Photocatalyst and Nickel Team Up for Allylation of Alkanes

Photocatalyst and Nickel Team Up for Allylation of Alkanes

Author: ChemistryViews

Reactions that form C–C bonds are very useful tools in organic synthesis. Transition-metal-catalyzed allylic alkylations are examples of this type of reaction. Existing approaches to this transformation often require nucleophilic coupling partners that are generated in situ under harsh conditions. Radical reactions with nickel catalysis or dual nickel- and photocatalysis can be promising alternatives. Light-mediated hydrogen atom transfer (HAT) reactions can be useful to break the C–H bonds in alkanes, create radicals, and allow further reactions. Tetrabutylammonium decatungstate (TBADT). for example, is an effective HAT photocatalyst.

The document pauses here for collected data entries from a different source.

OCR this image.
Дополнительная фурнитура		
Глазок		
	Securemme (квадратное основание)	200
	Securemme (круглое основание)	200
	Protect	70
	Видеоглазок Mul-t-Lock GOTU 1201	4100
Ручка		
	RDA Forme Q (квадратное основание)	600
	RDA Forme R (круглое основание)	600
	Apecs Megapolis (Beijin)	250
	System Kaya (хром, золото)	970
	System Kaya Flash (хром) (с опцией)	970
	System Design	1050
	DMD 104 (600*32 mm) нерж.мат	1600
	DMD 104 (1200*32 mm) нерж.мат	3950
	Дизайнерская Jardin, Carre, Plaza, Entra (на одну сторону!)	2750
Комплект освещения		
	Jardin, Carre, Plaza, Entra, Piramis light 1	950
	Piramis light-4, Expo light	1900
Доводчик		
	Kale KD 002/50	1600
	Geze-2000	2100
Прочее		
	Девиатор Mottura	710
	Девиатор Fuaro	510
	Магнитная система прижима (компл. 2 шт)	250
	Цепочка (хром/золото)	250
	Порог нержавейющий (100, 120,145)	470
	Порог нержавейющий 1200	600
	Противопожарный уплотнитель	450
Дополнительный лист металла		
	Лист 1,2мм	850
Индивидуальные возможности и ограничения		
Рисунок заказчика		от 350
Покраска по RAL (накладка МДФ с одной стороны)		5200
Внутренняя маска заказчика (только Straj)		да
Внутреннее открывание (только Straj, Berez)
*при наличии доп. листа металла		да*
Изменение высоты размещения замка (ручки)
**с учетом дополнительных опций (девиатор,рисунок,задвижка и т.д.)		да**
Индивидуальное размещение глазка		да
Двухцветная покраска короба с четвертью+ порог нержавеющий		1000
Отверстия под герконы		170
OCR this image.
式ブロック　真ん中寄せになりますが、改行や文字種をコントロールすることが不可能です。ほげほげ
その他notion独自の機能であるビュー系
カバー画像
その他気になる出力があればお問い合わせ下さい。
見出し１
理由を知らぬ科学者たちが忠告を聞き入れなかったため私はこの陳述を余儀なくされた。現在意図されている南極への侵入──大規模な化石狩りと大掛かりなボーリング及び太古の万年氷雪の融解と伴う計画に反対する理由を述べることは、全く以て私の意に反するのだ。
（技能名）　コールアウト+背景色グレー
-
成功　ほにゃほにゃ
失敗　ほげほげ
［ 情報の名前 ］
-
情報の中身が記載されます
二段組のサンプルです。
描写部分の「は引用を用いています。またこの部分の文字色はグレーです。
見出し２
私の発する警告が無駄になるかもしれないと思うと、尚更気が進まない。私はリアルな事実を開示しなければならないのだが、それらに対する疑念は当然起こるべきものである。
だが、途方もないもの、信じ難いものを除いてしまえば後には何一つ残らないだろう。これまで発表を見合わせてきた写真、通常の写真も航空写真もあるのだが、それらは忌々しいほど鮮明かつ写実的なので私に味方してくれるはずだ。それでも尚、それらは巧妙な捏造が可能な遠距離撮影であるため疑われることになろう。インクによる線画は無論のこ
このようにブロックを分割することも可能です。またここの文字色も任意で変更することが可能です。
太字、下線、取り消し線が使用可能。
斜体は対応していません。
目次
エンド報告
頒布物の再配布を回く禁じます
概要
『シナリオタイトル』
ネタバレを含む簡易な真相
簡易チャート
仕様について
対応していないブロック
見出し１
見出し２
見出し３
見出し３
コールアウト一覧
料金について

Hajime Hirao, The Chinese University of Hong Kong, Shenzhen, Guangdong, Liu-Zhu Gong, University of Science and Technology of China, Hefei, Anhui, and colleagues have developed a method for the allylic alkylation of alkanes under mild conditions, combining nickel catalysis and a decatungstate HAT photocatalyst. The team reacted different phenylallyl carbonates with alkanes in the presence of NiBr2·dtbbpy (dtbbpy  = 4,4′-di-tert-butyl-2,2′-bipyridine) as the nickel catalyst and TBADT as the photocatalyst, using acetonitrile as the solvent and LEDs as a light source. The reactions were performed at room temperature.

The desired products were obtained in generally moderate to good yields. The team proposes a mechanism that involves activation of TBADT by light, followed by abstraction of a hydrogen atom from the alkane to form a radical. This radical then takes part in the nickel-catalyzed cycle. In this cycle, the nickel catalyst forms a complex with the allyl substrate, the carbonate in the substrate is displaced, and the nickel is reduced by a tungsten species. This is followed by a reductive elimination, radical addition, and decomplexation to give the desired product.